The guns taken were itemized as follows: “42 Handguns, 6 Assault Rifles, 4 Shotguns, 3 Rifles.” Again, the terms used were chosen politically, because there is no such thing as an “assault rifle.”
The people from whom these guns are being taken are in part determined by the state’s database of gun owners, which is to be expected. Gun confiscation always follows gun registration. At this time, many citizens who were known to legally own guns are being told by the state that they may no longer own firearms.
The guns are being taken forcibly, and citizens are being arrested, often not because of some action of theirs but by an action of the government. As stated in the press release, “The [California] DOJ maintains the Armed Prohibited Persons System (APPS), an on-line database that cross-references persons who possess a gun and who, subsequent to possession of that gun, are legally prohibited from possession.”
In other words, they keep dibs on who has guns, then when more restrictive laws are passed, they steal some of those guns. As more laws are passed, more and more guns will be taken. Historically, this is a trend that cannot be reversed and will continue until the citizenry are disarmed and thus helpless to repel criminals both private (thieves, rapists, murderers, etc) and public (government).
For those targeted, there is little that can be done, although some see minor relief after a lot of hassle and headaches. One man had his guns and ammunition confiscated by police because his wife had voluntarily checked herself into a hospital for three days after some medication had altered her mental state. The guns were later returned after much red tape and waiting, but the government never returned the stolen ammunition.
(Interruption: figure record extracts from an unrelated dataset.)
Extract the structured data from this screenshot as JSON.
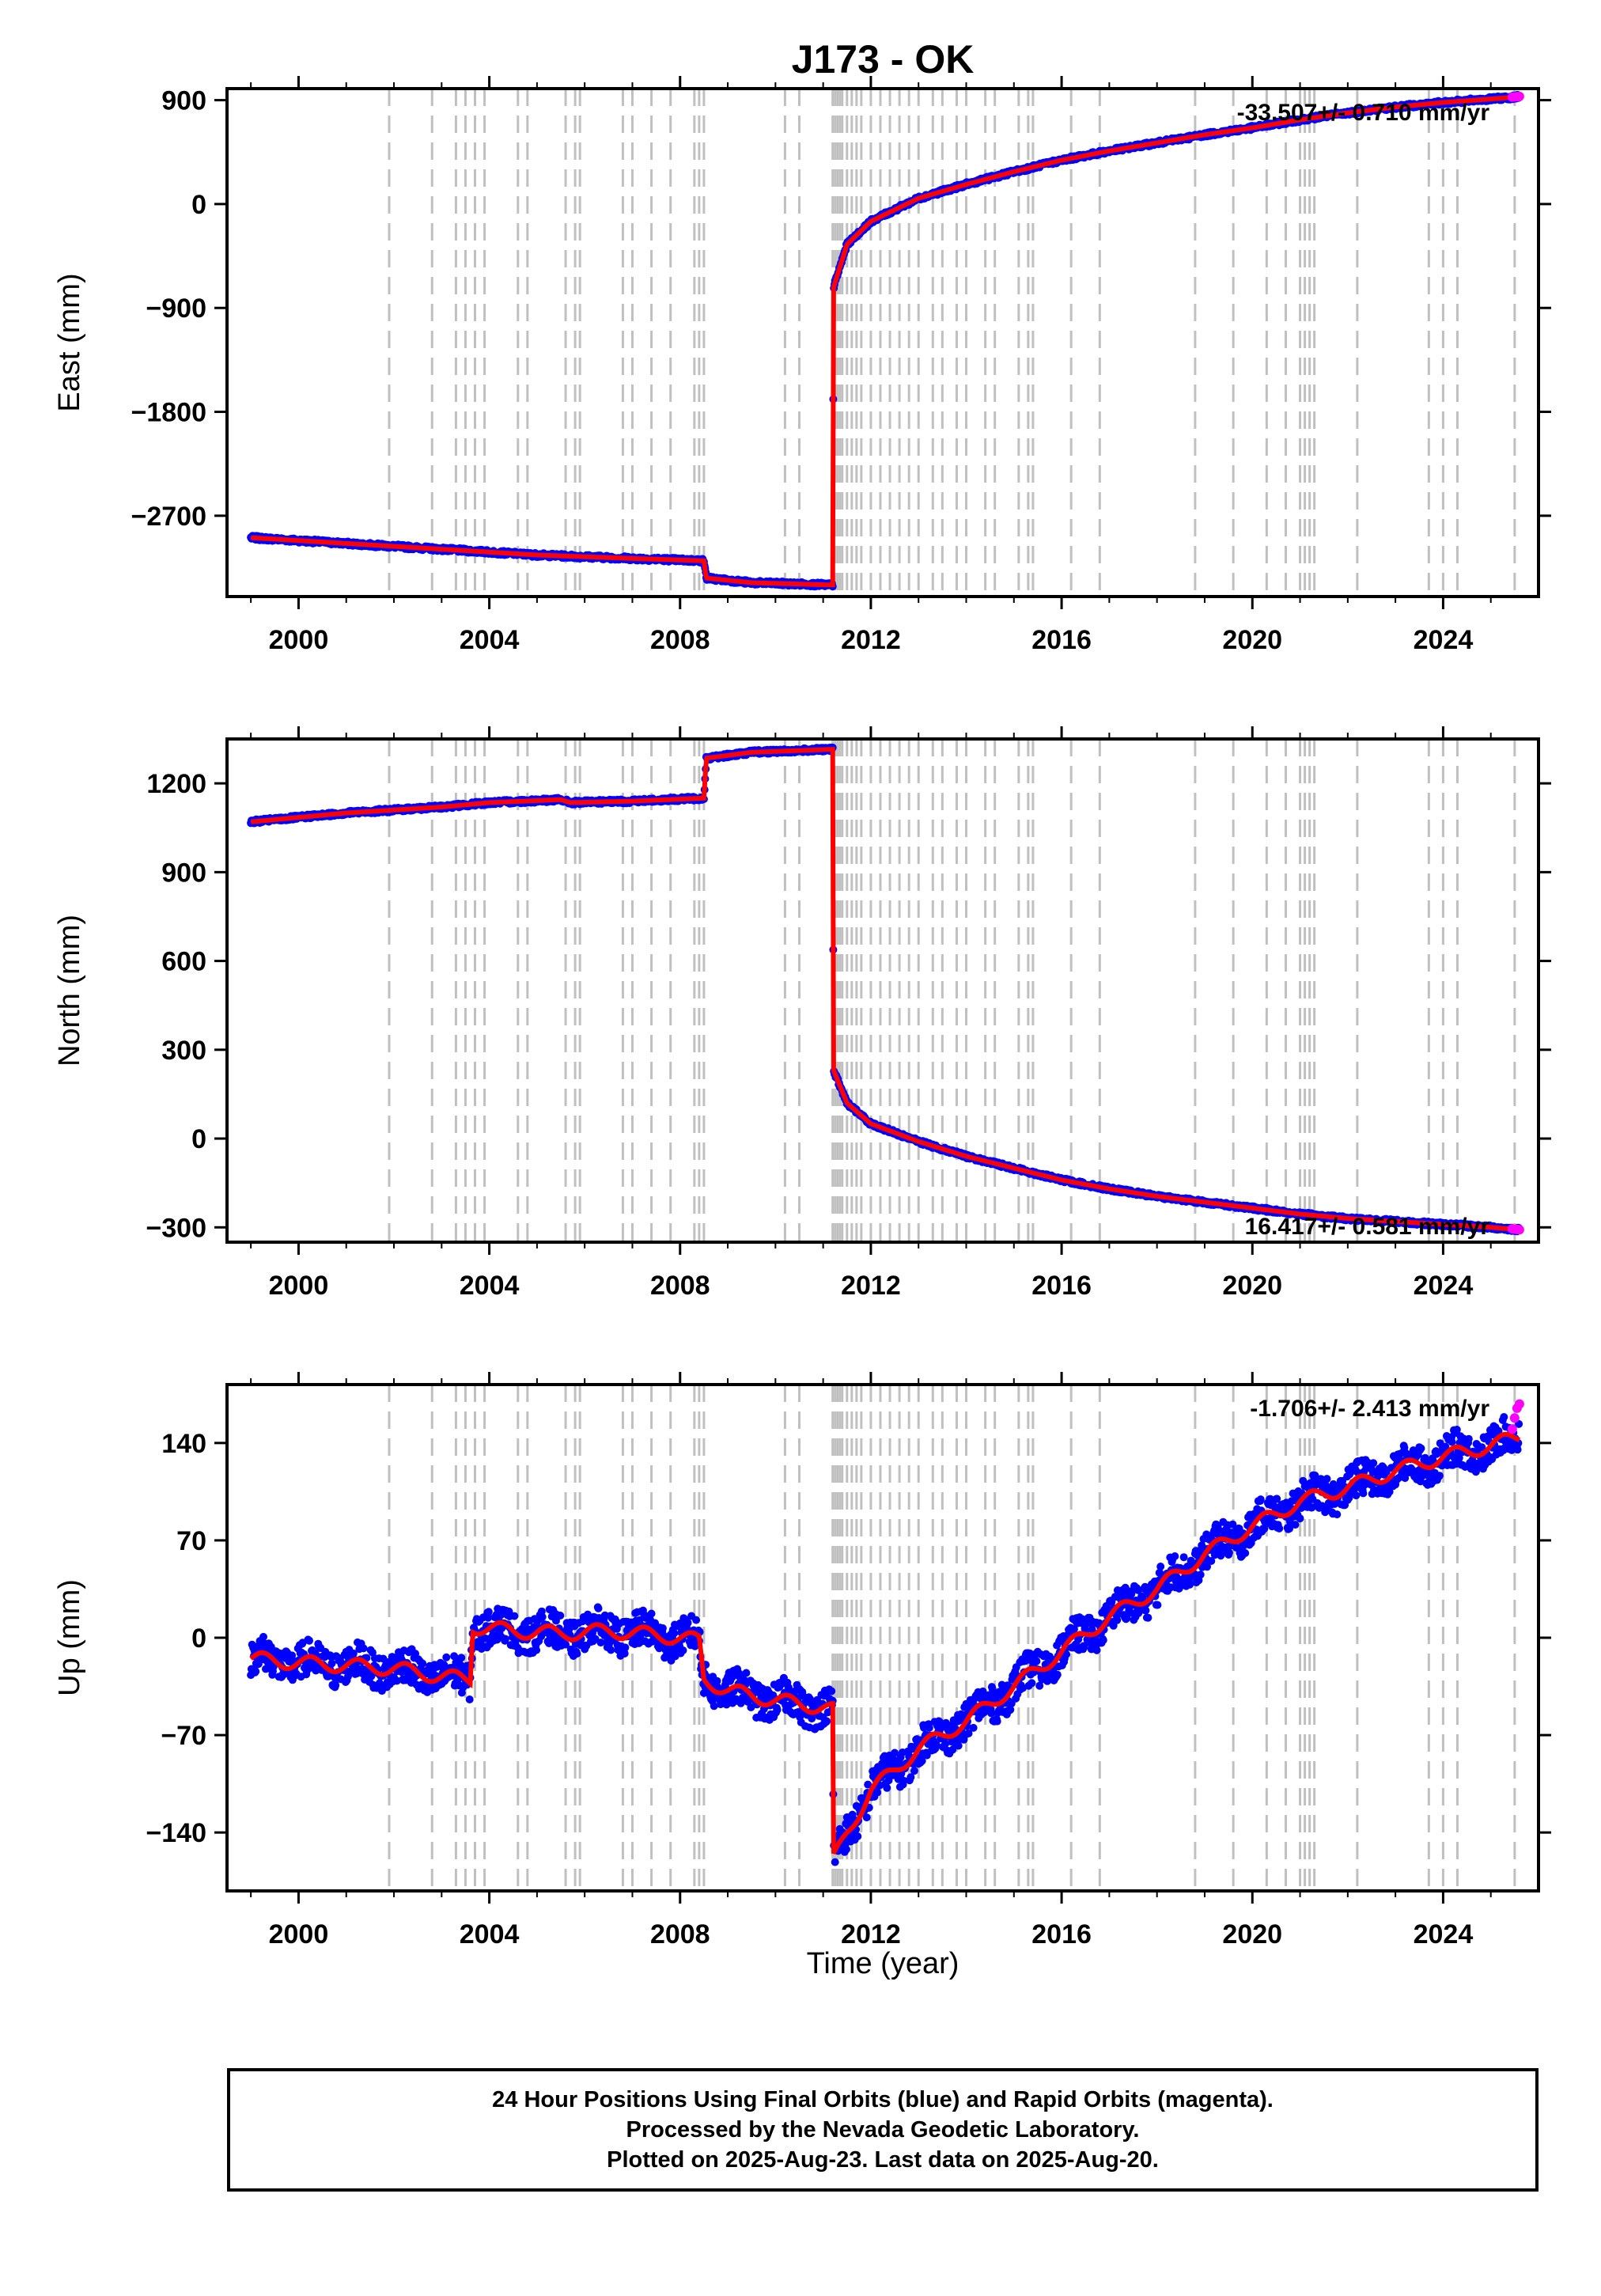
{
  "title": "J173 - OK",
  "xlabel": "Time (year)",
  "footer": {
    "line1": "24 Hour Positions Using Final Orbits (blue) and Rapid Orbits (magenta).",
    "line2": "Processed by the Nevada Geodetic Laboratory.",
    "line3": "Plotted on 2025-Aug-23. Last data on 2025-Aug-20."
  },
  "colors": {
    "final_orbits": "#0000ff",
    "rapid_orbits": "#ff00ff",
    "model": "#ff0000",
    "event_lines": "#c0c0c0"
  },
  "chart_data": [
    {
      "type": "scatter",
      "ylabel": "East (mm)",
      "rate_label": "-33.507+/- 0.710 mm/yr",
      "x_ticks": [
        "2000",
        "2004",
        "2008",
        "2012",
        "2016",
        "2020",
        "2024"
      ],
      "x_tick_values": [
        2000,
        2004,
        2008,
        2012,
        2016,
        2020,
        2024
      ],
      "xlim": [
        1998.5,
        2026.0
      ],
      "y_ticks": [
        "900",
        "0",
        "-900",
        "-1800",
        "-2700"
      ],
      "y_tick_values": [
        900,
        0,
        -900,
        -1800,
        -2700
      ],
      "ylim": [
        -3400,
        1000
      ],
      "series": [
        {
          "style": "final_orbits",
          "x": [
            1999.0,
            2001.0,
            2003.0,
            2005.0,
            2007.0,
            2008.5,
            2008.55,
            2009.5,
            2011.2,
            2011.22,
            2011.5,
            2012.0,
            2013.0,
            2014.0,
            2015.0,
            2016.0,
            2017.0,
            2018.0,
            2019.0,
            2020.0,
            2021.0,
            2022.0,
            2023.0,
            2024.0,
            2025.0,
            2025.6
          ],
          "y": [
            -2890,
            -2940,
            -2990,
            -3040,
            -3070,
            -3090,
            -3240,
            -3280,
            -3300,
            -720,
            -350,
            -150,
            50,
            170,
            280,
            380,
            460,
            530,
            600,
            660,
            730,
            790,
            840,
            880,
            910,
            930
          ]
        },
        {
          "style": "rapid_orbits",
          "x": [
            2025.45,
            2025.5,
            2025.55,
            2025.6
          ],
          "y": [
            926,
            928,
            930,
            932
          ]
        }
      ],
      "event_years": [
        2001.9,
        2002.8,
        2003.3,
        2003.5,
        2003.7,
        2003.9,
        2004.6,
        2004.8,
        2005.6,
        2005.8,
        2005.9,
        2006.8,
        2007.0,
        2007.4,
        2007.8,
        2008.3,
        2008.4,
        2008.5,
        2010.2,
        2010.5,
        2011.2,
        2011.25,
        2011.3,
        2011.35,
        2011.4,
        2011.5,
        2011.6,
        2011.7,
        2011.8,
        2012.0,
        2012.2,
        2012.4,
        2012.6,
        2012.8,
        2013.0,
        2013.3,
        2013.5,
        2013.8,
        2014.0,
        2014.4,
        2014.6,
        2015.1,
        2015.3,
        2015.4,
        2016.2,
        2016.8,
        2018.8,
        2019.6,
        2020.3,
        2020.7,
        2021.0,
        2021.1,
        2021.2,
        2021.3,
        2022.2,
        2023.7,
        2024.0,
        2024.3,
        2025.5
      ]
    },
    {
      "type": "scatter",
      "ylabel": "North (mm)",
      "rate_label": "16.417+/- 0.581 mm/yr",
      "x_ticks": [
        "2000",
        "2004",
        "2008",
        "2012",
        "2016",
        "2020",
        "2024"
      ],
      "x_tick_values": [
        2000,
        2004,
        2008,
        2012,
        2016,
        2020,
        2024
      ],
      "xlim": [
        1998.5,
        2026.0
      ],
      "y_ticks": [
        "1200",
        "900",
        "600",
        "300",
        "0",
        "-300"
      ],
      "y_tick_values": [
        1200,
        900,
        600,
        300,
        0,
        -300
      ],
      "ylim": [
        -350,
        1350
      ],
      "series": [
        {
          "style": "final_orbits",
          "x": [
            1999.0,
            2001.0,
            2003.0,
            2004.0,
            2005.5,
            2005.7,
            2007.0,
            2008.5,
            2008.55,
            2009.5,
            2011.2,
            2011.22,
            2011.5,
            2012.0,
            2013.0,
            2014.0,
            2015.0,
            2016.0,
            2017.0,
            2018.0,
            2019.0,
            2020.0,
            2021.0,
            2022.0,
            2023.0,
            2024.0,
            2025.0,
            2025.6
          ],
          "y": [
            1070,
            1100,
            1120,
            1135,
            1145,
            1135,
            1140,
            1150,
            1285,
            1305,
            1315,
            230,
            120,
            50,
            -10,
            -60,
            -100,
            -140,
            -170,
            -195,
            -215,
            -235,
            -255,
            -270,
            -280,
            -290,
            -300,
            -308
          ]
        },
        {
          "style": "rapid_orbits",
          "x": [
            2025.45,
            2025.5,
            2025.55,
            2025.6
          ],
          "y": [
            -305,
            -306,
            -307,
            -308
          ]
        }
      ],
      "event_years": [
        2001.9,
        2002.8,
        2003.3,
        2003.5,
        2003.7,
        2003.9,
        2004.6,
        2004.8,
        2005.6,
        2005.8,
        2005.9,
        2006.8,
        2007.0,
        2007.4,
        2007.8,
        2008.3,
        2008.4,
        2008.5,
        2010.2,
        2010.5,
        2011.2,
        2011.25,
        2011.3,
        2011.35,
        2011.4,
        2011.5,
        2011.6,
        2011.7,
        2011.8,
        2012.0,
        2012.2,
        2012.4,
        2012.6,
        2012.8,
        2013.0,
        2013.3,
        2013.5,
        2013.8,
        2014.0,
        2014.4,
        2014.6,
        2015.1,
        2015.3,
        2015.4,
        2016.2,
        2016.8,
        2018.8,
        2019.6,
        2020.3,
        2020.7,
        2021.0,
        2021.1,
        2021.2,
        2021.3,
        2022.2,
        2023.7,
        2024.0,
        2024.3,
        2025.5
      ]
    },
    {
      "type": "scatter",
      "ylabel": "Up (mm)",
      "rate_label": "-1.706+/- 2.413 mm/yr",
      "x_ticks": [
        "2000",
        "2004",
        "2008",
        "2012",
        "2016",
        "2020",
        "2024"
      ],
      "x_tick_values": [
        2000,
        2004,
        2008,
        2012,
        2016,
        2020,
        2024
      ],
      "xlim": [
        1998.5,
        2026.0
      ],
      "y_ticks": [
        "140",
        "70",
        "0",
        "-70",
        "-140"
      ],
      "y_tick_values": [
        140,
        70,
        0,
        -70,
        -140
      ],
      "ylim": [
        -182,
        182
      ],
      "series": [
        {
          "style": "final_orbits",
          "x": [
            1999.0,
            2000.0,
            2001.0,
            2002.0,
            2003.0,
            2003.6,
            2003.65,
            2004.5,
            2005.5,
            2006.5,
            2007.5,
            2008.4,
            2008.5,
            2009.0,
            2010.0,
            2011.0,
            2011.2,
            2011.22,
            2011.5,
            2012.0,
            2013.0,
            2014.0,
            2015.0,
            2016.0,
            2017.0,
            2018.0,
            2019.0,
            2020.0,
            2021.0,
            2022.0,
            2023.0,
            2024.0,
            2025.0,
            2025.6
          ],
          "y": [
            -15,
            -18,
            -20,
            -22,
            -28,
            -30,
            8,
            5,
            3,
            5,
            2,
            -2,
            -30,
            -38,
            -45,
            -50,
            -52,
            -160,
            -140,
            -110,
            -80,
            -60,
            -35,
            -10,
            15,
            35,
            60,
            80,
            98,
            108,
            120,
            130,
            138,
            145
          ]
        },
        {
          "style": "rapid_orbits",
          "x": [
            2025.45,
            2025.5,
            2025.55,
            2025.6
          ],
          "y": [
            150,
            158,
            165,
            168
          ]
        }
      ],
      "event_years": [
        2001.9,
        2002.8,
        2003.3,
        2003.5,
        2003.7,
        2003.9,
        2004.6,
        2004.8,
        2005.6,
        2005.8,
        2005.9,
        2006.8,
        2007.0,
        2007.4,
        2007.8,
        2008.3,
        2008.4,
        2008.5,
        2010.2,
        2010.5,
        2011.2,
        2011.25,
        2011.3,
        2011.35,
        2011.4,
        2011.5,
        2011.6,
        2011.7,
        2011.8,
        2012.0,
        2012.2,
        2012.4,
        2012.6,
        2012.8,
        2013.0,
        2013.3,
        2013.5,
        2013.8,
        2014.0,
        2014.4,
        2014.6,
        2015.1,
        2015.3,
        2015.4,
        2016.2,
        2016.8,
        2018.8,
        2019.6,
        2020.3,
        2020.7,
        2021.0,
        2021.1,
        2021.2,
        2021.3,
        2022.2,
        2023.7,
        2024.0,
        2024.3,
        2025.5
      ]
    }
  ]
}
The simple act of checking herself into a hospital and associating that with mental illness had placed the wife on a list of prohibited persons, triggering the government intrusion.
In my opinion, this operation and others like it are very bad for America. Some of these guns may have been taken from known miscreants who would have used them in crimes, but that in no way justifies the forcible removal of guns from the hands of citizens when no crime has been committed against anyone.